Baimes Darstellung politischer Macht und politischer Prozesse spiegelt Whites eigene Betonung des persönlichen Zugangs und des individuellen Einflusses statt der Basisorganisation, der Massenaktion und des radikalen Dissidententums wider, die in den letzten Jahrzehnten Gegenstand so vieler Geschichtsschreibung waren. Der Weiße, der aus diesen Seiten hervorgeht, ist der Mann, wie er sich selbst verstanden zu haben scheint: übernatürlich begabt, mutig und selbstgemacht. Es wird wenig Zeit darauf verwendet, über die Gefahren nachzudenken, denen Whites schwarze Informanten in den Städten ausgesetzt waren, die er nach seinen Lynch-Enthüllungen zurückgelassen hatte. Auch nicht auf die enormen Bemühungen lokaler Organisatoren, die Drohung eines afroamerikanischen Marsches auf Washington im Jahr 1941 glaubwürdig genug zu machen, um Franklin Roosevelt zum Handeln zu bewegen, noch auf die der Gewerkschafter, die wilde Streiks organisierten, um Arbeitgeber zu zwingen, ihren gesetzlichen Verpflichtungen während des Krieges nachzukommen. Auch nicht der interrassische Radikalismus der Arbeitslosenräte, die Anfang der 1930er Jahre in den städtischen Hoovervilles aufkamen, noch der der schwarzen Pächter, die im gleichen Zeitraum ihr Leben bei Streiks im Süden riskierten. Auch nicht die Geschichte des Schwarzen Kommunismus, die Teilpächter in Alabama mit Nusspflückern in St. Louis und schwarzen radikalen Aktivisten und Intellektuellen von bleibender Bedeutung verband.

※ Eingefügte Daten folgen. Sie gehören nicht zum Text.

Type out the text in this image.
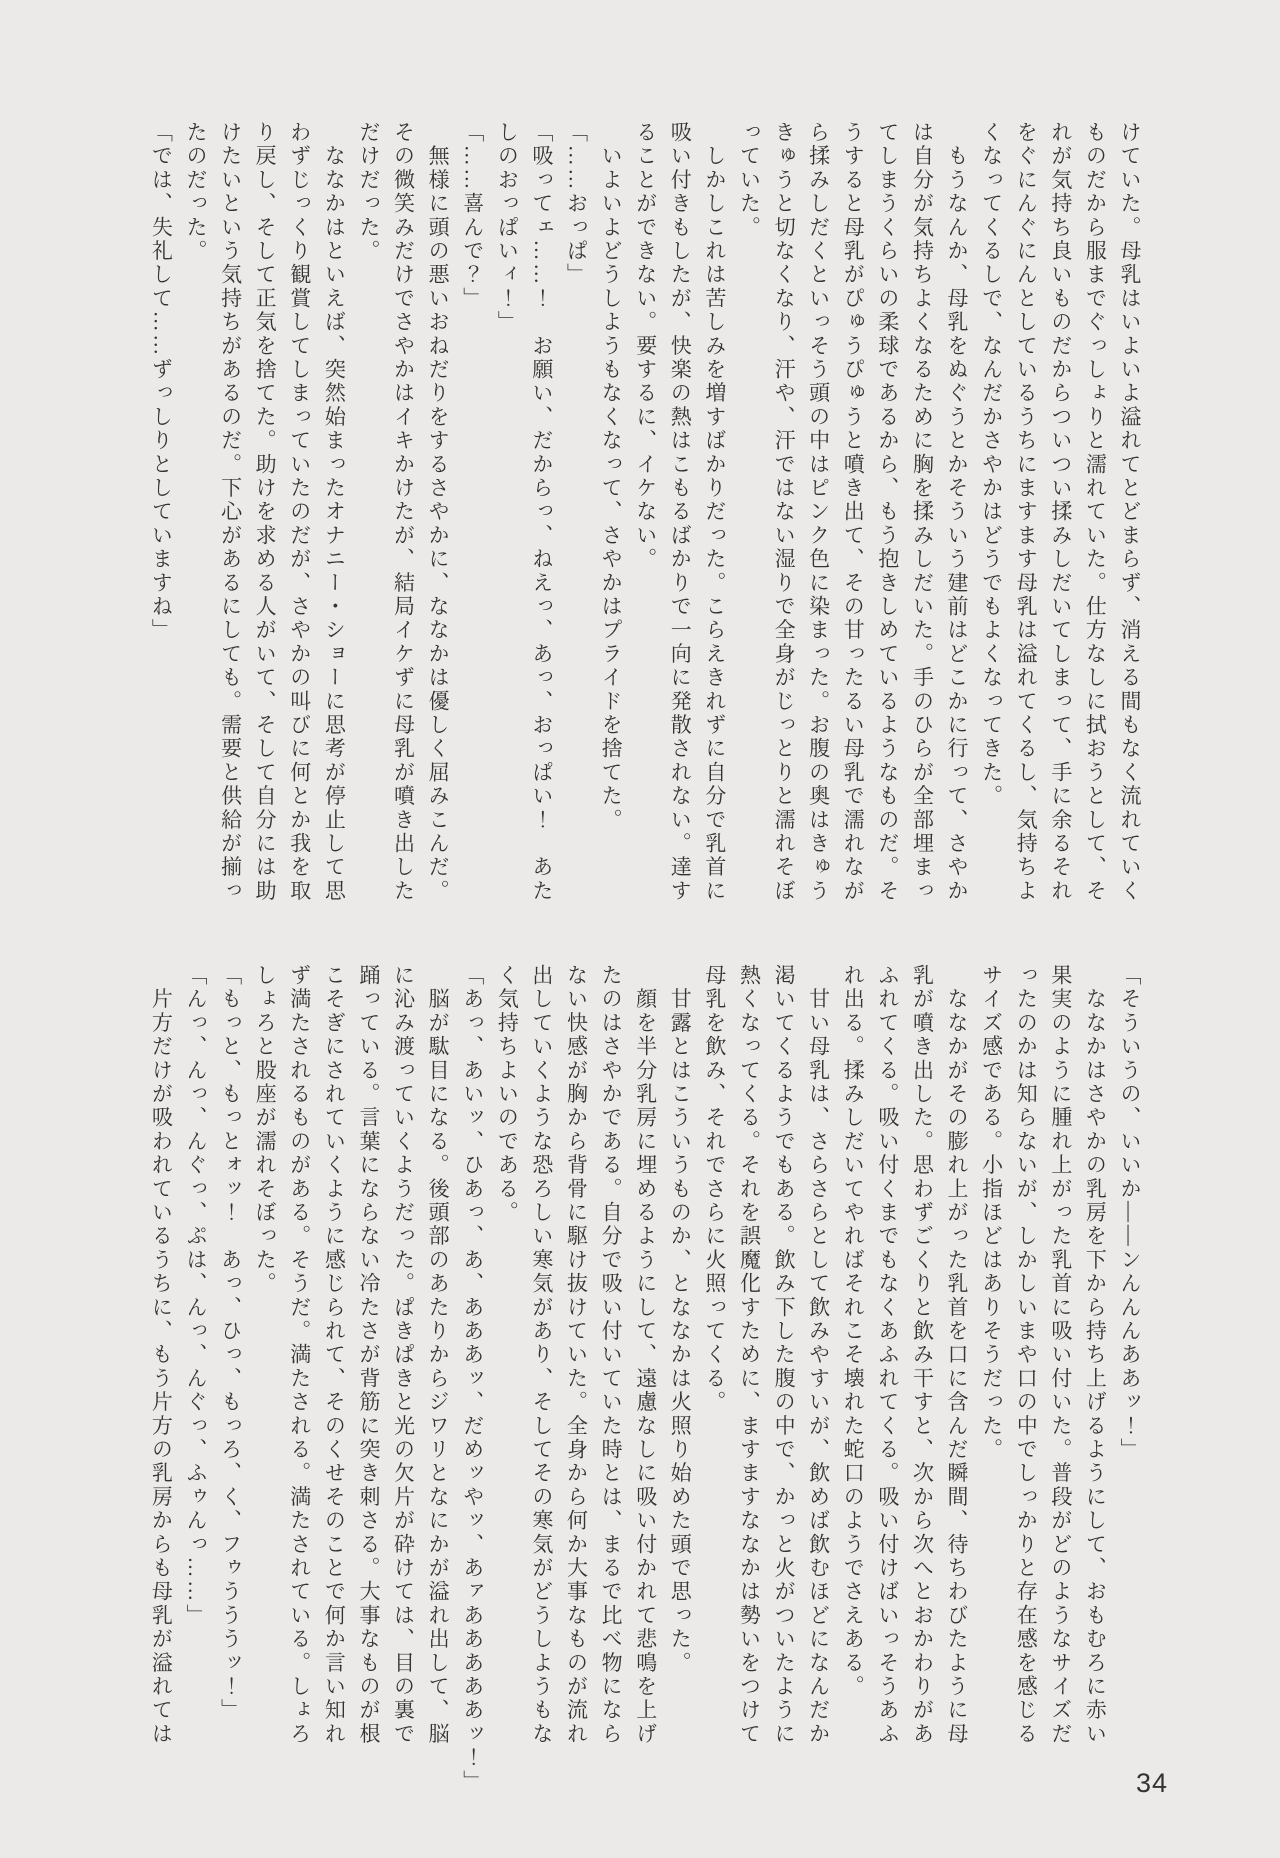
けていた。母乳はいよいよ溢れてとどまらず、消える間もなく流れていく

ものだから服までぐっしょりと濡れていた。仕方なしに拭おうとして、そ

れが気持ち良いものだからついつい揉みしだいてしまって、手に余るそれ

をぐにんぐにんとしているうちにますます母乳は溢れてくるし、気持ちよ

くなってくるしで、なんだかさやかはどうでもよくなってきた。

　もうなんか、母乳をぬぐうとかそういう建前はどこかに行って、さやか

は自分が気持ちよくなるために胸を揉みしだいた。手のひらが全部埋まっ

てしまうくらいの柔球であるから、もう抱きしめているようなものだ。そ

うすると母乳がぴゅうぴゅうと噴き出て、その甘ったるい母乳で濡れなが

ら揉みしだくといっそう頭の中はピンク色に染まった。お腹の奥はきゅう

きゅうと切なくなり、汗や、汗ではない湿りで全身がじっとりと濡れそぼ

っていた。

　しかしこれは苦しみを増すばかりだった。こらえきれずに自分で乳首に

吸い付きもしたが、快楽の熱はこもるばかりで一向に発散されない。達す

ることができない。要するに、イケない。

　いよいよどうしようもなくなって、さやかはプライドを捨てた。

「……おっぱ」

「吸ってェ……！　お願い、だからっ、ねえっ、あっ、おっぱい！　あた

しのおっぱいィ！」

「……喜んで？」

　無様に頭の悪いおねだりをするさやかに、ななかは優しく屈みこんだ。

その微笑みだけでさやかはイキかけたが、結局イケずに母乳が噴き出した

だけだった。

　ななかはといえば、突然始まったオナニー・ショーに思考が停止して思

わずじっくり観賞してしまっていたのだが、さやかの叫びに何とか我を取

り戻し、そして正気を捨てた。助けを求める人がいて、そして自分には助

けたいという気持ちがあるのだ。下心があるにしても。需要と供給が揃っ

たのだった。

「では、失礼して……ずっしりとしていますね」

「そういうの、いいか――ンんんんああッ！」

　ななかはさやかの乳房を下から持ち上げるようにして、おもむろに赤い

果実のように腫れ上がった乳首に吸い付いた。普段がどのようなサイズだ

ったのかは知らないが、しかしいまや口の中でしっかりと存在感を感じる

サイズ感である。小指ほどはありそうだった。

　ななかがその膨れ上がった乳首を口に含んだ瞬間、待ちわびたように母

乳が噴き出した。思わずごくりと飲み干すと、次から次へとおかわりがあ

ふれてくる。吸い付くまでもなくあふれてくる。吸い付けばいっそうあふ

れ出る。揉みしだいてやればそれこそ壊れた蛇口のようでさえある。

　甘い母乳は、さらさらとして飲みやすいが、飲めば飲むほどになんだか

渇いてくるようでもある。飲み下した腹の中で、かっと火がついたように

熱くなってくる。それを誤魔化すために、ますますななかは勢いをつけて

母乳を飲み、それでさらに火照ってくる。

　甘露とはこういうものか、とななかは火照り始めた頭で思った。

　顔を半分乳房に埋めるようにして、遠慮なしに吸い付かれて悲鳴を上げ

たのはさやかである。自分で吸い付いていた時とは、まるで比べ物になら

ない快感が胸から背骨に駆け抜けていた。全身から何か大事なものが流れ

出していくような恐ろしい寒気があり、そしてその寒気がどうしようもな

く気持ちよいのである。

「あっ、あいッ、ひあっ、あ、あああッ、だめッやッ、あァあああああッ！」

　脳が駄目になる。後頭部のあたりからジワリとなにかが溢れ出して、脳

に沁み渡っていくようだった。ぱきぱきと光の欠片が砕けては、目の裏で

踊っている。言葉にならない冷たさが背筋に突き刺さる。大事なものが根

こそぎにされていくように感じられて、そのくせそのことで何か言い知れ

ず満たされるものがある。そうだ。満たされる。満たされている。しょろ

しょろと股座が濡れそぼった。

「もっと、もっとォッ！　あっ、ひっ、もっろ、く、フゥうううッ！」

「んっ、んっ、んぐっ、ぷは、んっ、んぐっ、ふゥんっ……」

　片方だけが吸われているうちに、もう片方の乳房からも母乳が溢れては

34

Nachdem Baime angedeutet hat, White sei ein FBI-Informant, geht er einfach weiter und übergeht ohne Vorankündigung den virulenten Antikommunismus der späteren Jahre des Mannes, in denen er wiederholt Du Bois und Paul Robeson denunzierte und tatenlos zusah, während sie und andere aus der Bewegung gejagt wurden und das Land. Baime präsentiert Whites Leben stattdessen als einen Kampf, um das zu erfüllen, was Langston Hughes die „grundlegenden Wahrheiten der amerikanischen Demokratie“ nannte, und um eine „neue Idee des Patriotismus“ zu unterstützen. Wenn das Leben von Walter White ein moralisches Beispiel geben soll, sollte es vielleicht einen Moment des Innehaltens geben, dass Whites Tod von J. Edgar Hoover und Richard Nixon öffentlich betrauert wurde, wenn auch nicht von seinen eigenen Kindern.

Seltsamerweise haben Baime und seine Herausgeber beschlossen, ihren historischen Protagonisten im gesamten Text mit seinem Vornamen zu bezeichnen, vermutlich um die milde stilistische Komplexität zu vermeiden, wenn man über einen Schwarzen namens White schreibt, der weiße Menschen im Namen der Freiheit der Schwarzen konfrontiert. Die Verwendung infantilisiert sowohl den Leser als auch das Thema des Buches und trägt zu einer jahrhundertelangen Geschichte respektloser falscher Benennung bei – eine Geschichte, die White selbst bestritten hat, indem er seine Autobiografie „Ein Mann namens Weiß“ nannte. Leider ist „White Lies“ oft problematisch: voller liberaler Frömmigkeit, patriotischer Leichtgläubigkeit und abgenutzter Gleichnisse. Das „dunkelste Geheimnis“ in der amerikanischen Geschichte stellt sich als Lynchmord heraus, der zwar sicherlich dunkel ist, aber nur von den vorsätzlich ahnungslosen Lesern der Vergangenheit unserer Nation als Geheimnis bezeichnet werden könnte.